Wednesday, September 2, 2015

General relativity @ 100

November 2015 marks the 100th anniversary of Einstein's theory of general relativity (GR). Actually, he published four papers on the subject in November of 1915. Remarkable. The first two papers lead to the field equations of GR while the other two lay out vital consequences of the theory, including the anomalous precession of the perihelion of Mercury (unexplained since 1859) and the gravitational bending of light. The latter phenomenon was famously confirmed by Eddington's 1919 observation of a total solar eclipse and the shift of apparent position for stars whose light passed very near the sun. Einstein, already famous, became a household name -- an early 20th century super star.

While Einstein's 1905 theory of special relativity dealt with constant velocity frames of reference, GR  dealt with accelerating reference frames. Fond of thought experiments, for special relativity Einstein imagined an elevator in space moving at constant velocity when a horizontal light beam entered from one side. As the light progresses across the small space, the elevator is moving up so that the light appears to exit on the other side below where it entered.
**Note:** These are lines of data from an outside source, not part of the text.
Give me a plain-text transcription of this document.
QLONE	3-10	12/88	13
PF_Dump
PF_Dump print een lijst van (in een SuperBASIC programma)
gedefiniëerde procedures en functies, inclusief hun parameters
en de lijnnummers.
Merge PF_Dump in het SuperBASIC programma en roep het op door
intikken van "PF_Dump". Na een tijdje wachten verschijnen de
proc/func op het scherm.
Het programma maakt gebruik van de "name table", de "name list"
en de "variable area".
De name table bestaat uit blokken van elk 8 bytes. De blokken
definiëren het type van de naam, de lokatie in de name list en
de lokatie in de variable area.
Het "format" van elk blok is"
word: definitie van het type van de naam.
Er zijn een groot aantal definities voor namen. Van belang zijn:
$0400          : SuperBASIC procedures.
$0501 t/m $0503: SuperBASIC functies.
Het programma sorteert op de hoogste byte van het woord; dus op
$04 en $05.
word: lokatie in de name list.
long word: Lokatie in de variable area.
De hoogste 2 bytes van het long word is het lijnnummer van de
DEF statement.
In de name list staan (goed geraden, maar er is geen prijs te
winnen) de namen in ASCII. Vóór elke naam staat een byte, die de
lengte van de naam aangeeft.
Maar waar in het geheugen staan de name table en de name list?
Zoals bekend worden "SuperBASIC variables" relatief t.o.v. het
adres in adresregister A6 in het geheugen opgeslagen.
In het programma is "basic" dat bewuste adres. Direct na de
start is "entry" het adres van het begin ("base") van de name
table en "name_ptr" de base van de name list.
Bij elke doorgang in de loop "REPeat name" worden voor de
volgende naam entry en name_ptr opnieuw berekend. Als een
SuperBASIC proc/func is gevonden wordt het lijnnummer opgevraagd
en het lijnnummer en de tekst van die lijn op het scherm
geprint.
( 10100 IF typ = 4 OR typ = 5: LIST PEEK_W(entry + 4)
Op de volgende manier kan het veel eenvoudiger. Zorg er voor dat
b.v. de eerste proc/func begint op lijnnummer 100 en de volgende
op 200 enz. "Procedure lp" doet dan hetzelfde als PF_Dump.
But since the velocity is constant, the beam is still straight, just inclined to the floor.

For GR, the same thought experiment gives a different result. Because the elevator is accelerating upward, if we were able to track progress of the light beam across the elevator in equal time intervals the early intervals would show little movement toward the floor, while later ones would have more shift as the elevator speeds up. In other words, the light would appear to bend down toward the floor. Since the only known force that can accelerate everything equally is gravity, this little experiment leads to the idea that light bends in a gravitational field. The bending is small, unless the gravity is due to a very massive body leading to large acceleration.

What connection, you may ask, can GR possibly have to exploration geophysics? Well, there are several. For one thing, the GR field equations are tensor equations as are the field equations of elasticity. Also in both, the equations are so difficult that exact, analytic solutions are few. For elastic, this is basically limited to a point source in unbounded constant velocity media (Stokes, 1849) or near a plane interface (Caniard, 1939) or some ungeologic shape like a sphere or cylinder. For GR, the first (and most useful) is the field around a chargeless, non-rotating spherical object  (Schwarzschild, 1916) which introduced the concept of what we now call a black hole.

But a more interesting similarity resides in the concept of gravitational lensing. This relates to the bending of light by massive objects that lie between us and distant stars. Gravitational lensing can distort the light from stars and galaxies into a bestiary of curiously-shaped (and named) objects: Einstein crosses, rings, arcs and arclets.

While those of us in seismology are at ease with the idea of rays bending in 3D, this kind of distortion is unfamiliar. In the summer of 2004 I visited Stanford University at the invitation of Jon Claerbout. One day I was looking at some gravitational lensing images online when Jon stopped by and mentioned that the same thing must happen with seismic waves in the near surface of the earth. Specifically, the low velocity layer can act as a distorting lens, focussing and defocusing deep reflection energy as it passes upward toward surface receivers. If the effect were big enough we would see it as time shifts that we call statics. But more subtle velocity features would only show up as amplitude anomalies created by focusing and defocusing seismic wavefront energy.

Jon pointed me to pages 154-8 of his wonderful 1985 book Imaging the Earths Interior. In that section he discusses Einar Kjartansson's 1979 PhD thesis, part of which was work along these lines. Einar studied 2D data from the Gulf of Mexico and showed that anomalous pods of material in the earth would show up in the data differently if they were shallow, intermediate or deep; just as gravitational lensing depends on the relative location of source, distorting object, and observer.

That was 1979 and in 2004 Jon looked at me and said that if someone could understand gravitational lensing and bring that to the seismic problem, we would know a lot more about the near surface than we do now. Who knows, maybe he hoped that I would be able to do it. Alas, my abilities fall far short of this formidable problem.

But maybe, just maybe, someone reading this will know enough of both worlds to take on the challenge. I think young Einstein would have jumped on it.


References cited:

Stokes, G.G., 1849. On the dynamical theory of diffraction, Trans. Camb. Phil. Soc., 9, 1-62. 

Cagniard, L., 1962, Reflection and refraction of progressive seismic waves, McGraw-Hill. Translated from Cagniard (1939).   

Schwarzschild, K., 1916,  Über das Gravitationsfeld eines Massenpunktes nach der Einsteinschen Theorie. Sitzungsberichte der Königlich Preussischen Akademie der Wissenschaften 7: 189-196. (Title translation: About the gravitational field of a mass point in Einstein's theory)

Claerbout, J. F., 1985, Imaging the Earth's Interior, Blackwell Scientific Publications.